Beds of roses and sore thumbs (Newspaper idioms)

Chevanon Wonganuchitmetha/EyeEm/GettyImages

by Kate Woodford

Readers of this blog often ask us for posts on English idioms. Understandably, they also tell us that it’s important that the idioms are used now. One way that we make sure we focus on up to date idioms is by looking at expressions used in current newspapers. The expressions in this week’s post are taken from a range of national newspapers that were published on February 5th, 2020.

One newspaper reports that a US politician is for the high jump, having failed to organize an important event. In UK English, someone who is ‘for the high jump’ is going to be punished for something that they have done wrong.

A few pages later, there’s a paragraph on a very large new house that has recently been built in an area of smaller houses. Neighbours have complained that it sticks out like a sore thumb (= to be very noticeable because it is so different from everything around it).

Finally for that paper, there’s a piece on a newsreader who has been shown the door because of a controversial comment he made on social media. To ‘show someone the door’ is to tell them to leave a place or an organization.

Another paper states that vegan food products have been flying off the shelves since the start of the year. If a product is ‘flying off the shelves’, it is being bought by a lot of people.

An article on the same page predicts that life for the new director of an important company will be no bed of roses. By this, they mean that it will be difficult.

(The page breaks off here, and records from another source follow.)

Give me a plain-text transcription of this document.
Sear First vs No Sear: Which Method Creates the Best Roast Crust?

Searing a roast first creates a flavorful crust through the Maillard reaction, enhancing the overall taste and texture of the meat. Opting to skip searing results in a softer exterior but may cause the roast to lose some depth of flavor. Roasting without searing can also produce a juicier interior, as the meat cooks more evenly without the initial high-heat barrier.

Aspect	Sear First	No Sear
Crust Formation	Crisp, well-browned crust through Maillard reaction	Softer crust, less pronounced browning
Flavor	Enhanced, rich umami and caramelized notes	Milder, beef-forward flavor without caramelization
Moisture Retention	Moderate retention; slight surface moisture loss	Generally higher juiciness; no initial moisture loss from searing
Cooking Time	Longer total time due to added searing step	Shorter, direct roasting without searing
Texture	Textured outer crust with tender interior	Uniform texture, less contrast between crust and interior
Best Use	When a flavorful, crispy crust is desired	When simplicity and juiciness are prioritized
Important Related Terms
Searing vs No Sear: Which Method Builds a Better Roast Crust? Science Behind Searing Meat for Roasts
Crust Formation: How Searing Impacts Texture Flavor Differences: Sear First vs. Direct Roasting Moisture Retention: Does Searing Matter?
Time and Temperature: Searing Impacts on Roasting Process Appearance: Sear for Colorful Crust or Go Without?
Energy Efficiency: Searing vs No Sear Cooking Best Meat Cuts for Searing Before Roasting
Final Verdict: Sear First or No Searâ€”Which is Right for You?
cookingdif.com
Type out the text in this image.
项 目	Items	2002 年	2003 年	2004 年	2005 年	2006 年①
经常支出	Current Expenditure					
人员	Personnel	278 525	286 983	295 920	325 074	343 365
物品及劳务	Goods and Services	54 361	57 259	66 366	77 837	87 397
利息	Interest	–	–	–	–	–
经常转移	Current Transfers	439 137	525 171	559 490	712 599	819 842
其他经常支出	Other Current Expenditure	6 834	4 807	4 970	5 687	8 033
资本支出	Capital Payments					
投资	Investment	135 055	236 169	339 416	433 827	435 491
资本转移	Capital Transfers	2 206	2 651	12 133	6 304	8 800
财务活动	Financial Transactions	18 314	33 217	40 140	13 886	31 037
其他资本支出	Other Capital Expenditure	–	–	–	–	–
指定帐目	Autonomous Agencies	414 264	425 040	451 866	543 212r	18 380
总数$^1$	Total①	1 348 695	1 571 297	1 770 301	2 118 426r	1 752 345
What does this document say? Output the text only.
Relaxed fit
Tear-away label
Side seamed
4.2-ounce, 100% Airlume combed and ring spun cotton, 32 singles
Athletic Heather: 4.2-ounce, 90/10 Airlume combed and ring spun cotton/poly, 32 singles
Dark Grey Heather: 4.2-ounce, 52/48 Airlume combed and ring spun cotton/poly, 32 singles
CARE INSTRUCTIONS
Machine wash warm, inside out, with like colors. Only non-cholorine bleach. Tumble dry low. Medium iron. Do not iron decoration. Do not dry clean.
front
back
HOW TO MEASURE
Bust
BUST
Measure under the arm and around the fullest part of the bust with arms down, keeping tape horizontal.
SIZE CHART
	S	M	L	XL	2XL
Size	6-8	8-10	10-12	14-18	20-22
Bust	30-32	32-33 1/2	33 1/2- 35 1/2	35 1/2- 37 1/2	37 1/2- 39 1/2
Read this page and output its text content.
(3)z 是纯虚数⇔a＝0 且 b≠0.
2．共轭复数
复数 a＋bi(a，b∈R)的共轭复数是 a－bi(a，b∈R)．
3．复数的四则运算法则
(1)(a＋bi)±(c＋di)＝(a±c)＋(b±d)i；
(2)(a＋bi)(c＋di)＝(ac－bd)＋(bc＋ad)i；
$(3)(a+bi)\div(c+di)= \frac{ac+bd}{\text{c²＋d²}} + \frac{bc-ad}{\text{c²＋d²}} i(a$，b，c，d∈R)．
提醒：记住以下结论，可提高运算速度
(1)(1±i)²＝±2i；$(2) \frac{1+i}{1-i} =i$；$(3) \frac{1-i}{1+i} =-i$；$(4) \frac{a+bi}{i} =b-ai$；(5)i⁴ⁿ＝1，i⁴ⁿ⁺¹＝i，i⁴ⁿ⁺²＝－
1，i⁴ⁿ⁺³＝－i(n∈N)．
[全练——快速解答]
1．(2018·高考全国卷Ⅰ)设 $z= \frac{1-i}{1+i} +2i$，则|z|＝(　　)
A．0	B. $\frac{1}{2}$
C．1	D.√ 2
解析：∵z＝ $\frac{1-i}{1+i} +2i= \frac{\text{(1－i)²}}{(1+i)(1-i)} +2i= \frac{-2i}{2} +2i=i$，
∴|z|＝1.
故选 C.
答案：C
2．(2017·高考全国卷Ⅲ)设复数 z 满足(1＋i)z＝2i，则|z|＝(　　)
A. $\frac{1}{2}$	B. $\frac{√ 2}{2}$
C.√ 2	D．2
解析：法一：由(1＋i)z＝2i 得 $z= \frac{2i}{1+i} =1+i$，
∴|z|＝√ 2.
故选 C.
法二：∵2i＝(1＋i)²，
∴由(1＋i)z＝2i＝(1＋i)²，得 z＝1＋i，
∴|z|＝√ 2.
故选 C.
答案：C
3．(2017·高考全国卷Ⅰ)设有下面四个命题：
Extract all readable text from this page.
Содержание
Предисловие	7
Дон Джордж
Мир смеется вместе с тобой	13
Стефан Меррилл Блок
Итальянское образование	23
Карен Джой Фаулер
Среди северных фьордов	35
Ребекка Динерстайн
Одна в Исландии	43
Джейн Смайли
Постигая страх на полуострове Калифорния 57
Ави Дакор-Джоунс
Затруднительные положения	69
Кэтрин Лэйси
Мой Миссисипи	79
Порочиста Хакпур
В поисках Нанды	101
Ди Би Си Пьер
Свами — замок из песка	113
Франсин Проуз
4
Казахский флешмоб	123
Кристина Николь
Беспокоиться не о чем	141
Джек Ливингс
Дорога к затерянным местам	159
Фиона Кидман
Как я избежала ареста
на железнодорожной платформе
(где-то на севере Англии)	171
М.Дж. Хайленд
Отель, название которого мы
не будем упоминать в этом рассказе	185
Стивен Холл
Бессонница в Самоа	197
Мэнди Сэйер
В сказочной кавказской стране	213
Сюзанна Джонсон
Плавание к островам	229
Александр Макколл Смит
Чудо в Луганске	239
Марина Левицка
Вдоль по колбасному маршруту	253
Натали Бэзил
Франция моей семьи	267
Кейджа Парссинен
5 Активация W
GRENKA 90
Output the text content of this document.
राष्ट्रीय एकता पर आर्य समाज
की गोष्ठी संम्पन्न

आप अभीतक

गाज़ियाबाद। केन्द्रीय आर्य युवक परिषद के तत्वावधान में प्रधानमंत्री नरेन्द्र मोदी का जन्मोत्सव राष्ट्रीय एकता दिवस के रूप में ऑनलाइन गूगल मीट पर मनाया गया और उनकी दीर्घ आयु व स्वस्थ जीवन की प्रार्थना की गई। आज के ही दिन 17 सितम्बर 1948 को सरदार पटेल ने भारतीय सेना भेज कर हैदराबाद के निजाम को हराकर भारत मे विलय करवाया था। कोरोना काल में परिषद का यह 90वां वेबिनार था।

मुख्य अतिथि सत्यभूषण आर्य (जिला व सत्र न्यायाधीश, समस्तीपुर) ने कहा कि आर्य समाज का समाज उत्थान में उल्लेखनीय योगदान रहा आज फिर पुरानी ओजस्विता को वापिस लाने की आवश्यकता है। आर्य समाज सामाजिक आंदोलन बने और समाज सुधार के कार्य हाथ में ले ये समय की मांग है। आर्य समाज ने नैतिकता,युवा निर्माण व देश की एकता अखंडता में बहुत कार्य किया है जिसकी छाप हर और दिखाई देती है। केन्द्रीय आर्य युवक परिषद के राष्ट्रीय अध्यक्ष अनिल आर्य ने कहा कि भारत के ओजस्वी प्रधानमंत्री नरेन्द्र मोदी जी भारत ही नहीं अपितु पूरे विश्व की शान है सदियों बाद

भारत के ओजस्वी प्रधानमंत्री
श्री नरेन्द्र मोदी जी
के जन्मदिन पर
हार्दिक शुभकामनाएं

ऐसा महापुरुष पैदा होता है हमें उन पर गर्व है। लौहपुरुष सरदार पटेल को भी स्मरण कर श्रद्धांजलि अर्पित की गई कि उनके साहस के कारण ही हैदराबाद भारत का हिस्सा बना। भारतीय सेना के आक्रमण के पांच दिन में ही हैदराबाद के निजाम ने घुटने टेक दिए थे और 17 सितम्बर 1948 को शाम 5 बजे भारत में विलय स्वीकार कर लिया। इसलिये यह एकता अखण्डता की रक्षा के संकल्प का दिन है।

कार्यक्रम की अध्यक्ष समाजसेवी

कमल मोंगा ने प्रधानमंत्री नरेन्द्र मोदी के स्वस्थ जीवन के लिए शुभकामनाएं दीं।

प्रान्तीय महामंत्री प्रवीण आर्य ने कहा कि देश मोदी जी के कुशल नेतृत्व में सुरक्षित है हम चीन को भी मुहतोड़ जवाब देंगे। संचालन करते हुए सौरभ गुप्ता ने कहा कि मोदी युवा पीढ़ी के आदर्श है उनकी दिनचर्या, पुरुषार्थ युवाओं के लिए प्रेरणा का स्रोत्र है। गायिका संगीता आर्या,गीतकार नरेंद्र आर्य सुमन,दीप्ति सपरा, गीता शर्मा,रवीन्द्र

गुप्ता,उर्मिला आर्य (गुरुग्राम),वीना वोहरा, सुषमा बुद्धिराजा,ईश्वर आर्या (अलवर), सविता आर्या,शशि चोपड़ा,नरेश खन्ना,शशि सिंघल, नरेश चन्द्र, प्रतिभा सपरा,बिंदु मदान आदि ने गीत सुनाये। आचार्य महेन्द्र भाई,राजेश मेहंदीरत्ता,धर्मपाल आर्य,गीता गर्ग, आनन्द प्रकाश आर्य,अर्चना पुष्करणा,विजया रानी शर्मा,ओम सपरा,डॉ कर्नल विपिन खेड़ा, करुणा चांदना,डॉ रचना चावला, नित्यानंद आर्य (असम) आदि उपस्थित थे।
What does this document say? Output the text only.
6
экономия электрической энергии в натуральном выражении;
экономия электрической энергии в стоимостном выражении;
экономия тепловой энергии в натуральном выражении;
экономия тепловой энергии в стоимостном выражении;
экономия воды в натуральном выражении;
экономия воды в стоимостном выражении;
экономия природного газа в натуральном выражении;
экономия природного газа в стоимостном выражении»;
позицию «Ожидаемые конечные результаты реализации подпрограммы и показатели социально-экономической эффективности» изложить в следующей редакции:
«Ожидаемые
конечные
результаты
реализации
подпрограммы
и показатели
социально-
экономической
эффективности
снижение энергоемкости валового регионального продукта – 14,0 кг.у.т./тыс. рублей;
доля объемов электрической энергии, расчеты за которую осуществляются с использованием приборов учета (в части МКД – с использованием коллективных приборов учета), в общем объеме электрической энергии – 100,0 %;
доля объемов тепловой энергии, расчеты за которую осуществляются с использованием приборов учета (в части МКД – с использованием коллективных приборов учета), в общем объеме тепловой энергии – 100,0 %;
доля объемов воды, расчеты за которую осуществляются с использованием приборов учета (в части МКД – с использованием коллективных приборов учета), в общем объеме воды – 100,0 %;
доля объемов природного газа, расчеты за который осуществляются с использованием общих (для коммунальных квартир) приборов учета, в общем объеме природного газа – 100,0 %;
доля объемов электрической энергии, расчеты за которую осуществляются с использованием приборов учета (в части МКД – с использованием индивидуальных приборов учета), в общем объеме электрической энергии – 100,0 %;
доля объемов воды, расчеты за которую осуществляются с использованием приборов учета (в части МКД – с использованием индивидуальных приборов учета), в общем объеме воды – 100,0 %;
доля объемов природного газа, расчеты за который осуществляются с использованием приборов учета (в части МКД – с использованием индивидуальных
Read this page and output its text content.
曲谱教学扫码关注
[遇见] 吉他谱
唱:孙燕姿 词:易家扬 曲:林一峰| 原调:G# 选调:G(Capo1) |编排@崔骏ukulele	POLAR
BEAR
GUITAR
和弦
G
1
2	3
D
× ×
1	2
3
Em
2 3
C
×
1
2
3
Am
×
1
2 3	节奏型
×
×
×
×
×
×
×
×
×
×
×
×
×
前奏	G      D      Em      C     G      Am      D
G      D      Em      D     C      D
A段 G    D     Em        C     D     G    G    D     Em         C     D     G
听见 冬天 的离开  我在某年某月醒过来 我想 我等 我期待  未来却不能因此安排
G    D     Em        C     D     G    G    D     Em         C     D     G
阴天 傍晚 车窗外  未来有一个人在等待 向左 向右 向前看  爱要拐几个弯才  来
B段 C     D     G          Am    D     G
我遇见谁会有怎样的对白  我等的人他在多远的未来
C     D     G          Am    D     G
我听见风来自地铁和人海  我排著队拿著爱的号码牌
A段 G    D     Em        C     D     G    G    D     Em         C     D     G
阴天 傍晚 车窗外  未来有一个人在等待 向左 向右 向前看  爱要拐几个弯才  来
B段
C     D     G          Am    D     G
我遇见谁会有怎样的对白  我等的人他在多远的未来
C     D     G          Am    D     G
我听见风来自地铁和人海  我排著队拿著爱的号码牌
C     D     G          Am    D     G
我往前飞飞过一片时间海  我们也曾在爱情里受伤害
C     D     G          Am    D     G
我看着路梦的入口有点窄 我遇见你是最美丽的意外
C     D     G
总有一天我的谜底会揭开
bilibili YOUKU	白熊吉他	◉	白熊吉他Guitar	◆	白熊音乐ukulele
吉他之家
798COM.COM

In the business pages, a journalist writes about a company director who goes against the grain by using existing software in his company and not insisting on new. To ‘go against the grain’ is to do something differently, in a way that wouldn’t feel right for most people.

A columnist in the same newspaper gives only the basic points of a long and complicated story. Before he describes what has happened, he explains that it will be brief by writing the long and the short of it is

In the celebrity gossip page of another paper, a comedian who has been chosen to present awards at a ceremony confesses that he always puts his foot in it. In UK English, to ‘put your foot in it’ is to accidentally say something that embarrasses or upsets someone. (The US equivalent is to put your foot in your mouth).

The sports pages of the same paper recall a time when the England rugby team came unstuck in Paris. To ‘come unstuck’ is to experience difficulties and fail.

We hope you enjoyed that round-up of newspaper idioms. We’ll have another one for you in a couple of months’ time.

27 thoughts on “Beds of roses and sore thumbs (Newspaper idioms)

  1. Eva Gerasimenko

    Hello, Kate! Thanks for your work.
    I am currently working through your and Liz Walter’s ‘Using collocations for natural English’ and I wonder if you two are going to collaborate in the future and write something similar or perhaps, I am nor aware of the books you’ve recently put out.
    Again, I am grateful for the great work you are two doing.

  2. Hesham Abu Mostafa

    These are really interesting idioms. Why are they not translated into other languages? I have an idea of a dictionary of common newspaper idioms and I recommend it to be translated into Arabic. I would be pleased to participate in this project. I am specialised in English Linguistics.

    1. Kate Woodford

      Hi Priscilla! I’m delighted you found this post useful. We publish a post on idioms found in newspapers approximately every two months, so do keep checking in! Best wishes from Cambridge.

  3. Schamma

    Absolutely fascinating. I don’t like it at all but I love it all.
    Please let me know when is the next one coming out.
    Thank you for helping me to brush my english up.